Hope couple experiences Cook Island adventure as volunteers

Greg Kaiser with Roratonga elementarty school students after concluding a landscaping project.

Photo courtesy of Global Volunteers - Cook Islands

Author Beth Kaiser tutors Cook Island student in English during her volunteer work in Roratonga

Photo courtesy of Global Volunteers - Cook Islands

By Beth Kaser
Special to the Turnagain Times

Exhilarating sunsets, sandy beaches, turquoise water, and warm ocean breezes provide all the ingredients for a tropical vacation when my husband and I traveled from Hope to the Cook Islands to discover the real people behind the travel posters and lent a helping hand.
In late October and early November we were part of a Global Volunteers team working on Roratonga Island in the Cook Islands. The volunteers spent two to three weeks living among local residents and helping with various community projects, everything from tutoring children in reading to clearing nature trails. Global Volunteers is a Minnesota based nonprofit organization that offers short term service programs in 20 countries around the world.
By serving in the island community, they gained an “insider’s perspective” on the Cook Islands and discovered another side of paradise, one in which jobs are scarce and low paying, and health care and education are luxuries.
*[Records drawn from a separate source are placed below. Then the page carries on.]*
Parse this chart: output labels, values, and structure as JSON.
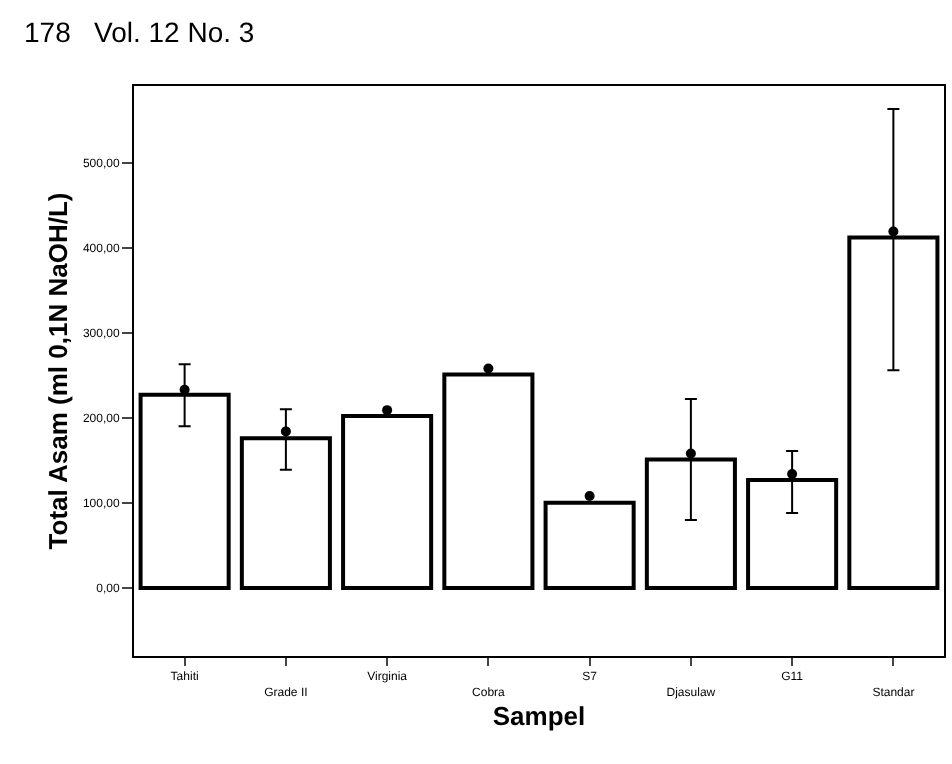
{
  "chart_data": {
    "type": "bar",
    "xlabel": "Sampel",
    "ylabel": "Total Asam (ml 0,1N NaOH/L)",
    "annotations": [
      "178   Vol. 12 No. 3"
    ],
    "categories": [
      "Tahiti",
      "Grade II",
      "Virginia",
      "Cobra",
      "S7",
      "Djasulaw",
      "G11",
      "Standar"
    ],
    "series": [
      {
        "color": "#ffffff",
        "values": [
          227,
          176,
          202,
          251,
          100,
          151,
          127,
          412
        ],
        "errors": [
          [
            190,
            263
          ],
          [
            139,
            210
          ],
          null,
          null,
          null,
          [
            80,
            222
          ],
          [
            88,
            161
          ],
          [
            256,
            563
          ]
        ]
      },
      {
        "type": "scatter",
        "color": "#000000",
        "values": [
          233,
          184,
          209,
          258,
          108,
          158,
          134,
          419
        ]
      }
    ],
    "ylim": [
      -80,
      590
    ],
    "yticks": [
      {
        "value": 0,
        "label": "0,00"
      },
      {
        "value": 100,
        "label": "100,00"
      },
      {
        "value": 200,
        "label": "200,00"
      },
      {
        "value": 300,
        "label": "300,00"
      },
      {
        "value": 400,
        "label": "400,00"
      },
      {
        "value": 500,
        "label": "500,00"
      }
    ],
    "marker": "circle"
  }
}
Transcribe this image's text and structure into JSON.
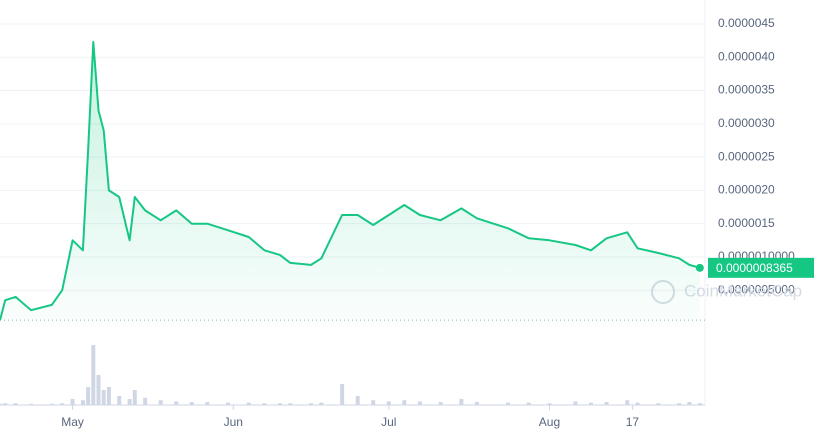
{
  "chart_data": {
    "type": "line",
    "x": [
      0,
      1,
      3,
      6,
      10,
      12,
      14,
      16,
      17,
      18,
      19,
      20,
      21,
      23,
      25,
      26,
      28,
      31,
      34,
      37,
      40,
      44,
      48,
      51,
      54,
      56,
      60,
      62,
      66,
      69,
      72,
      75,
      78,
      81,
      85,
      89,
      92,
      98,
      102,
      106,
      111,
      114,
      117,
      121,
      123,
      127,
      131,
      133,
      135
    ],
    "series": [
      {
        "name": "Price",
        "color": "#16c784",
        "values": [
          5e-08,
          3.5e-07,
          4e-07,
          2e-07,
          2.8e-07,
          5e-07,
          1.25e-06,
          1.1e-06,
          2.6e-06,
          4.23e-06,
          3.2e-06,
          2.9e-06,
          2e-06,
          1.9e-06,
          1.25e-06,
          1.9e-06,
          1.7e-06,
          1.55e-06,
          1.7e-06,
          1.5e-06,
          1.5e-06,
          1.4e-06,
          1.3e-06,
          1.1e-06,
          1.03e-06,
          9.1e-07,
          8.8e-07,
          9.8e-07,
          1.63e-06,
          1.63e-06,
          1.48e-06,
          1.63e-06,
          1.78e-06,
          1.63e-06,
          1.55e-06,
          1.73e-06,
          1.58e-06,
          1.43e-06,
          1.28e-06,
          1.25e-06,
          1.18e-06,
          1.1e-06,
          1.28e-06,
          1.37e-06,
          1.13e-06,
          1.06e-06,
          9.8e-07,
          8.8e-07,
          8.365e-07
        ]
      }
    ],
    "volume": {
      "color": "#cfd6e4",
      "ylim": [
        0,
        100
      ],
      "values": [
        2,
        3,
        3,
        2,
        2,
        3,
        10,
        8,
        30,
        100,
        50,
        25,
        30,
        15,
        10,
        25,
        12,
        8,
        6,
        5,
        5,
        4,
        4,
        3,
        3,
        3,
        3,
        4,
        35,
        15,
        8,
        6,
        8,
        6,
        5,
        10,
        5,
        4,
        4,
        3,
        6,
        4,
        5,
        8,
        4,
        3,
        3,
        5,
        3
      ]
    },
    "xlim": [
      0,
      136
    ],
    "xticks": [
      {
        "value": 14,
        "label": "May"
      },
      {
        "value": 45,
        "label": "Jun"
      },
      {
        "value": 75,
        "label": "Jul"
      },
      {
        "value": 106,
        "label": "Aug"
      },
      {
        "value": 122,
        "label": "17"
      }
    ],
    "ylim": [
      0,
      4.5e-06
    ],
    "yticks": [
      {
        "value": 5e-07,
        "label": "0.0000005000"
      },
      {
        "value": 1e-06,
        "label": "0.0000010000"
      },
      {
        "value": 1.5e-06,
        "label": "0.0000015"
      },
      {
        "value": 2e-06,
        "label": "0.0000020"
      },
      {
        "value": 2.5e-06,
        "label": "0.0000025"
      },
      {
        "value": 3e-06,
        "label": "0.0000030"
      },
      {
        "value": 3.5e-06,
        "label": "0.0000035"
      },
      {
        "value": 4e-06,
        "label": "0.0000040"
      },
      {
        "value": 4.5e-06,
        "label": "0.0000045"
      }
    ],
    "last_price": {
      "value": 8.365e-07,
      "label": "0.0000008365"
    },
    "watermark": "CoinMarketCap",
    "grid": true
  }
}
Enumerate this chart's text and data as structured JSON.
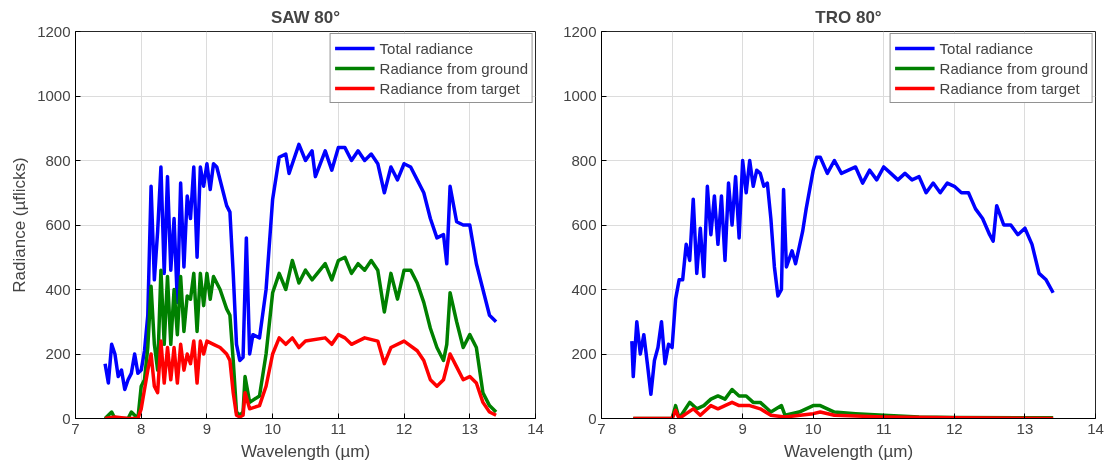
{
  "chart_data": [
    {
      "type": "line",
      "title": "SAW 80°",
      "xlabel": "Wavelength (µm)",
      "ylabel": "Radiance (µflicks)",
      "xlim": [
        7,
        14
      ],
      "ylim": [
        0,
        1200
      ],
      "xticks": [
        7,
        8,
        9,
        10,
        11,
        12,
        13,
        14
      ],
      "yticks": [
        0,
        200,
        400,
        600,
        800,
        1000,
        1200
      ],
      "grid": true,
      "legend": "top right",
      "marker": "none",
      "line_style": "solid",
      "series": [
        {
          "name": "Total radiance",
          "color": "#0000ff",
          "x": [
            7.45,
            7.5,
            7.55,
            7.6,
            7.65,
            7.7,
            7.75,
            7.8,
            7.85,
            7.9,
            7.95,
            8.0,
            8.05,
            8.1,
            8.15,
            8.2,
            8.25,
            8.3,
            8.35,
            8.4,
            8.45,
            8.5,
            8.55,
            8.6,
            8.65,
            8.7,
            8.75,
            8.8,
            8.85,
            8.9,
            8.95,
            9.0,
            9.05,
            9.1,
            9.15,
            9.2,
            9.25,
            9.3,
            9.35,
            9.4,
            9.45,
            9.5,
            9.55,
            9.6,
            9.65,
            9.7,
            9.8,
            9.9,
            10.0,
            10.1,
            10.2,
            10.25,
            10.3,
            10.4,
            10.5,
            10.6,
            10.65,
            10.8,
            10.9,
            11.0,
            11.1,
            11.2,
            11.3,
            11.4,
            11.5,
            11.6,
            11.7,
            11.8,
            11.9,
            12.0,
            12.1,
            12.2,
            12.3,
            12.4,
            12.5,
            12.6,
            12.65,
            12.7,
            12.8,
            12.9,
            13.0,
            13.1,
            13.2,
            13.3,
            13.4
          ],
          "values": [
            170,
            110,
            230,
            200,
            130,
            150,
            90,
            120,
            140,
            200,
            140,
            150,
            210,
            320,
            720,
            430,
            580,
            780,
            450,
            750,
            460,
            620,
            360,
            730,
            470,
            690,
            620,
            780,
            500,
            780,
            720,
            790,
            710,
            790,
            780,
            740,
            700,
            660,
            640,
            450,
            230,
            180,
            190,
            560,
            200,
            260,
            250,
            400,
            680,
            810,
            820,
            760,
            790,
            850,
            800,
            830,
            750,
            830,
            770,
            840,
            840,
            800,
            830,
            800,
            820,
            790,
            700,
            780,
            740,
            790,
            780,
            740,
            700,
            620,
            560,
            570,
            480,
            720,
            610,
            600,
            600,
            480,
            400,
            320,
            300
          ]
        },
        {
          "name": "Radiance from ground",
          "color": "#008000",
          "x": [
            7.45,
            7.55,
            7.6,
            7.8,
            7.85,
            7.95,
            8.0,
            8.05,
            8.1,
            8.15,
            8.2,
            8.25,
            8.3,
            8.35,
            8.4,
            8.45,
            8.5,
            8.55,
            8.6,
            8.65,
            8.7,
            8.75,
            8.8,
            8.85,
            8.9,
            8.95,
            9.0,
            9.05,
            9.1,
            9.2,
            9.3,
            9.35,
            9.4,
            9.45,
            9.5,
            9.55,
            9.58,
            9.65,
            9.8,
            9.9,
            10.0,
            10.1,
            10.2,
            10.3,
            10.4,
            10.5,
            10.6,
            10.8,
            10.9,
            11.0,
            11.1,
            11.2,
            11.3,
            11.4,
            11.5,
            11.6,
            11.7,
            11.8,
            11.9,
            12.0,
            12.1,
            12.2,
            12.3,
            12.4,
            12.5,
            12.6,
            12.65,
            12.7,
            12.8,
            12.9,
            13.0,
            13.1,
            13.2,
            13.3,
            13.4
          ],
          "values": [
            0,
            20,
            0,
            0,
            20,
            0,
            100,
            120,
            220,
            410,
            230,
            150,
            460,
            230,
            440,
            230,
            400,
            260,
            440,
            270,
            380,
            370,
            450,
            270,
            450,
            350,
            450,
            370,
            440,
            400,
            340,
            320,
            180,
            20,
            10,
            20,
            130,
            50,
            70,
            200,
            390,
            450,
            400,
            490,
            420,
            460,
            430,
            480,
            430,
            490,
            500,
            450,
            480,
            460,
            490,
            460,
            330,
            450,
            370,
            460,
            460,
            420,
            360,
            280,
            220,
            180,
            230,
            390,
            300,
            220,
            260,
            220,
            80,
            40,
            20
          ]
        },
        {
          "name": "Radiance from target",
          "color": "#ff0000",
          "x": [
            7.45,
            7.6,
            7.8,
            7.95,
            8.0,
            8.1,
            8.15,
            8.2,
            8.25,
            8.3,
            8.35,
            8.4,
            8.45,
            8.5,
            8.55,
            8.6,
            8.65,
            8.7,
            8.75,
            8.8,
            8.85,
            8.9,
            8.95,
            9.0,
            9.1,
            9.2,
            9.3,
            9.35,
            9.4,
            9.45,
            9.5,
            9.55,
            9.58,
            9.65,
            9.8,
            9.9,
            10.0,
            10.1,
            10.2,
            10.3,
            10.4,
            10.5,
            10.8,
            10.9,
            11.0,
            11.1,
            11.2,
            11.4,
            11.6,
            11.7,
            11.8,
            12.0,
            12.2,
            12.3,
            12.4,
            12.5,
            12.6,
            12.7,
            12.8,
            12.9,
            13.0,
            13.1,
            13.2,
            13.3,
            13.4
          ],
          "values": [
            0,
            5,
            0,
            0,
            30,
            150,
            200,
            100,
            80,
            240,
            110,
            220,
            120,
            220,
            110,
            230,
            150,
            200,
            170,
            240,
            110,
            240,
            200,
            240,
            230,
            220,
            200,
            180,
            80,
            10,
            5,
            10,
            80,
            30,
            40,
            100,
            200,
            250,
            230,
            250,
            220,
            240,
            250,
            230,
            260,
            250,
            230,
            250,
            240,
            170,
            220,
            240,
            210,
            180,
            120,
            100,
            120,
            200,
            160,
            120,
            130,
            110,
            50,
            20,
            10
          ]
        }
      ]
    },
    {
      "type": "line",
      "title": "TRO 80°",
      "xlabel": "Wavelength (µm)",
      "xlim": [
        7,
        14
      ],
      "ylim": [
        0,
        1200
      ],
      "xticks": [
        7,
        8,
        9,
        10,
        11,
        12,
        13,
        14
      ],
      "yticks": [
        0,
        200,
        400,
        600,
        800,
        1000,
        1200
      ],
      "grid": true,
      "legend": "top right",
      "marker": "none",
      "line_style": "solid",
      "series": [
        {
          "name": "Total radiance",
          "color": "#0000ff",
          "x": [
            7.43,
            7.45,
            7.5,
            7.55,
            7.6,
            7.65,
            7.7,
            7.75,
            7.8,
            7.85,
            7.9,
            7.95,
            8.0,
            8.05,
            8.1,
            8.15,
            8.2,
            8.25,
            8.3,
            8.35,
            8.4,
            8.45,
            8.5,
            8.55,
            8.6,
            8.65,
            8.7,
            8.75,
            8.8,
            8.85,
            8.9,
            8.95,
            9.0,
            9.05,
            9.1,
            9.15,
            9.2,
            9.25,
            9.3,
            9.35,
            9.4,
            9.45,
            9.5,
            9.55,
            9.58,
            9.62,
            9.7,
            9.75,
            9.8,
            9.85,
            9.9,
            10.0,
            10.05,
            10.1,
            10.2,
            10.3,
            10.4,
            10.5,
            10.6,
            10.7,
            10.8,
            10.9,
            11.0,
            11.1,
            11.2,
            11.3,
            11.4,
            11.5,
            11.6,
            11.7,
            11.8,
            11.9,
            12.0,
            12.1,
            12.2,
            12.3,
            12.4,
            12.5,
            12.55,
            12.6,
            12.7,
            12.8,
            12.9,
            13.0,
            13.1,
            13.2,
            13.3,
            13.4
          ],
          "values": [
            240,
            130,
            300,
            200,
            260,
            170,
            75,
            180,
            220,
            300,
            170,
            230,
            220,
            370,
            430,
            430,
            540,
            490,
            680,
            450,
            590,
            440,
            720,
            570,
            690,
            540,
            690,
            490,
            730,
            600,
            750,
            560,
            800,
            700,
            800,
            720,
            770,
            760,
            720,
            730,
            620,
            470,
            380,
            400,
            710,
            470,
            520,
            480,
            530,
            580,
            650,
            770,
            810,
            810,
            760,
            800,
            760,
            770,
            780,
            730,
            770,
            740,
            780,
            760,
            740,
            760,
            740,
            750,
            700,
            730,
            700,
            730,
            720,
            700,
            700,
            650,
            620,
            570,
            550,
            660,
            600,
            600,
            570,
            590,
            540,
            450,
            430,
            390
          ]
        },
        {
          "name": "Radiance from ground",
          "color": "#008000",
          "x": [
            7.45,
            8.0,
            8.05,
            8.1,
            8.25,
            8.35,
            8.45,
            8.55,
            8.65,
            8.75,
            8.85,
            8.95,
            9.05,
            9.15,
            9.25,
            9.4,
            9.55,
            9.6,
            9.8,
            9.9,
            10.0,
            10.1,
            10.2,
            10.3,
            10.6,
            11.0,
            11.5,
            12.0,
            13.0,
            13.4
          ],
          "values": [
            0,
            0,
            40,
            0,
            50,
            30,
            40,
            60,
            70,
            60,
            90,
            70,
            70,
            50,
            50,
            20,
            40,
            10,
            20,
            30,
            40,
            40,
            30,
            20,
            15,
            10,
            5,
            3,
            2,
            2
          ]
        },
        {
          "name": "Radiance from target",
          "color": "#ff0000",
          "x": [
            7.45,
            8.0,
            8.05,
            8.1,
            8.3,
            8.4,
            8.55,
            8.65,
            8.85,
            8.95,
            9.1,
            9.25,
            9.4,
            9.6,
            10.0,
            10.1,
            10.3,
            11.0,
            12.0,
            13.4
          ],
          "values": [
            0,
            0,
            25,
            0,
            30,
            10,
            40,
            30,
            50,
            40,
            40,
            30,
            10,
            5,
            15,
            20,
            10,
            5,
            2,
            0
          ]
        }
      ]
    }
  ]
}
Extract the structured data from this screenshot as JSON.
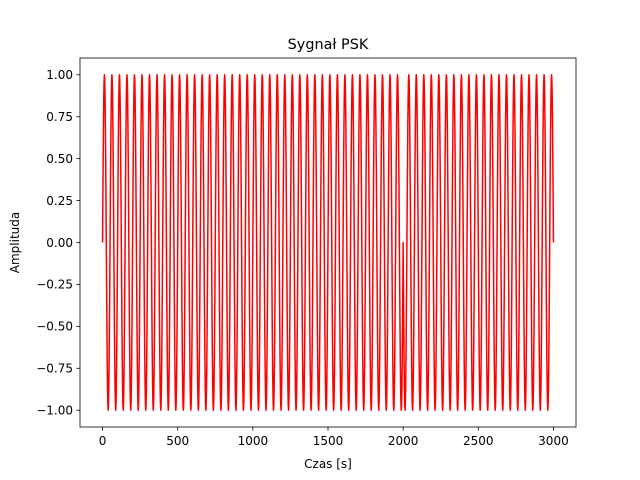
{
  "chart_data": {
    "type": "line",
    "title": "Sygnał PSK",
    "xlabel": "Czas [s]",
    "ylabel": "Amplituda",
    "xlim": [
      -150,
      3150
    ],
    "ylim": [
      -1.1,
      1.1
    ],
    "x_ticks": [
      0,
      500,
      1000,
      1500,
      2000,
      2500,
      3000
    ],
    "x_tick_labels": [
      "0",
      "500",
      "1000",
      "1500",
      "2000",
      "2500",
      "3000"
    ],
    "y_ticks": [
      -1.0,
      -0.75,
      -0.5,
      -0.25,
      0.0,
      0.25,
      0.5,
      0.75,
      1.0
    ],
    "y_tick_labels": [
      "−1.00",
      "−0.75",
      "−0.50",
      "−0.25",
      "0.00",
      "0.25",
      "0.50",
      "0.75",
      "1.00"
    ],
    "grid": false,
    "legend": "none",
    "series": [
      {
        "color": "#ff0000",
        "segments": [
          {
            "x_start": 0,
            "x_end": 2000,
            "cycles": 40,
            "phase_deg": 0
          },
          {
            "x_start": 2000,
            "x_end": 3000,
            "cycles": 20,
            "phase_deg": 180
          }
        ]
      }
    ]
  }
}
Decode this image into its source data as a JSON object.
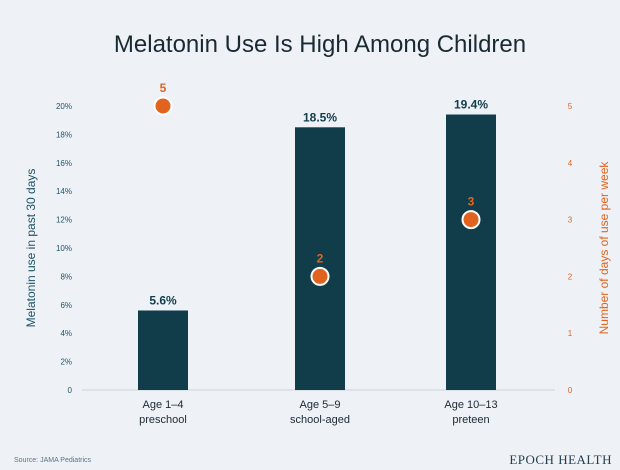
{
  "colors": {
    "bar": "#113d4b",
    "dot": "#e0641f",
    "left_axis": "#1f5466",
    "right_axis": "#e0641f",
    "title": "#1a2a33",
    "category": "#1a2a33",
    "background": "#eef1f5"
  },
  "source": "Source: JAMA Pediatrics",
  "brand": "EPOCH HEALTH",
  "chart_data": {
    "type": "bar",
    "title": "Melatonin Use Is High Among Children",
    "categories": [
      {
        "line1": "Age 1–4",
        "line2": "preschool"
      },
      {
        "line1": "Age 5–9",
        "line2": "school-aged"
      },
      {
        "line1": "Age 10–13",
        "line2": "preteen"
      }
    ],
    "series": [
      {
        "kind": "bar",
        "axis": "left",
        "values": [
          5.6,
          18.5,
          19.4
        ],
        "labels": [
          "5.6%",
          "18.5%",
          "19.4%"
        ]
      },
      {
        "kind": "scatter",
        "axis": "right",
        "values": [
          5,
          2,
          3
        ],
        "labels": [
          "5",
          "2",
          "3"
        ]
      }
    ],
    "ylabel": "Melatonin use in past 30 days",
    "ylabel_right": "Number of days of use per week",
    "ylim": [
      0,
      20
    ],
    "ylim_right": [
      0,
      5
    ],
    "yticks": [
      "0",
      "2%",
      "4%",
      "6%",
      "8%",
      "10%",
      "12%",
      "14%",
      "16%",
      "18%",
      "20%"
    ],
    "yticks_right": [
      "0",
      "1",
      "2",
      "3",
      "4",
      "5"
    ],
    "grid": false,
    "legend": "none"
  }
}
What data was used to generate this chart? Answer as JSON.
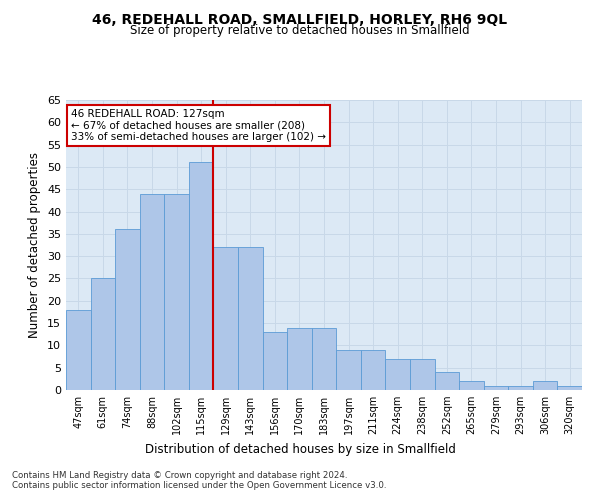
{
  "title": "46, REDEHALL ROAD, SMALLFIELD, HORLEY, RH6 9QL",
  "subtitle": "Size of property relative to detached houses in Smallfield",
  "xlabel": "Distribution of detached houses by size in Smallfield",
  "ylabel": "Number of detached properties",
  "categories": [
    "47sqm",
    "61sqm",
    "74sqm",
    "88sqm",
    "102sqm",
    "115sqm",
    "129sqm",
    "143sqm",
    "156sqm",
    "170sqm",
    "183sqm",
    "197sqm",
    "211sqm",
    "224sqm",
    "238sqm",
    "252sqm",
    "265sqm",
    "279sqm",
    "293sqm",
    "306sqm",
    "320sqm"
  ],
  "values": [
    18,
    25,
    36,
    44,
    44,
    51,
    32,
    32,
    13,
    14,
    14,
    9,
    9,
    7,
    7,
    4,
    2,
    1,
    1,
    2,
    1
  ],
  "bar_color": "#aec6e8",
  "bar_edge_color": "#5b9bd5",
  "grid_color": "#c8d8e8",
  "background_color": "#dce9f5",
  "vline_color": "#cc0000",
  "annotation_text": "46 REDEHALL ROAD: 127sqm\n← 67% of detached houses are smaller (208)\n33% of semi-detached houses are larger (102) →",
  "annotation_box_color": "#ffffff",
  "annotation_box_edge_color": "#cc0000",
  "footnote": "Contains HM Land Registry data © Crown copyright and database right 2024.\nContains public sector information licensed under the Open Government Licence v3.0.",
  "ylim": [
    0,
    65
  ],
  "yticks": [
    0,
    5,
    10,
    15,
    20,
    25,
    30,
    35,
    40,
    45,
    50,
    55,
    60,
    65
  ]
}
Yet even in the face of these challenges, Cook Islanders greet each new day with dignity and joy.
The lack of resources and opportunities combined with a cultural attitude that is very relaxed (by our standards) create a very transitory population, but the extremely strong family ties, which are enhanced by familial land ownership, pull people back to the island. It’s a continuing tug of war.
I worked as a reading tutor and became especially attached to the students. The children loved spending time reading every day. Their enthusiasm and academic growth was tremendously satisfying to me.
Greg tackled a variety of tasks on the island. He cleared trails and assisted with rodent control in the Takitumu Conservation Area. The main goal is to preserve the Kakerori (Flycatcher) bird that is near extinction. He also worked at an elementary school, with help from the students, completing landscaping projects and building hedgerow fencing.
Both of us believe that understanding the history and general policies of a culture, can help us better appreciate what drives or motivates its policymaking. That knowledge is a better basis for peace and can be ongoing. Ignorance of a culture can lead to misunderstanding and subsequent conflict.
At the invitation of local host organizations, Global Volunteers sends teams of volunteers to sites worldwide to work on projects ranging from teaching English to assisting with health care to construction of community buildings. Global Volunteers is not subsidized by any government or religious agency and holds special consultative status with the United Nations.
Volunteers pay a tax-deductible fee, from $1,595 to $2,650 to cover the costs of the service program. Airfare is extra. Projects are located in 20 countries: China, India, Vietnam, Ecuador, Mexico, Costa Rica, Jamaica, Ghana, Tanzania, Spain, Italy, Ireland, Romania, Greece, Poland, Indonesia, Ukraine, United States, and Cook Islands.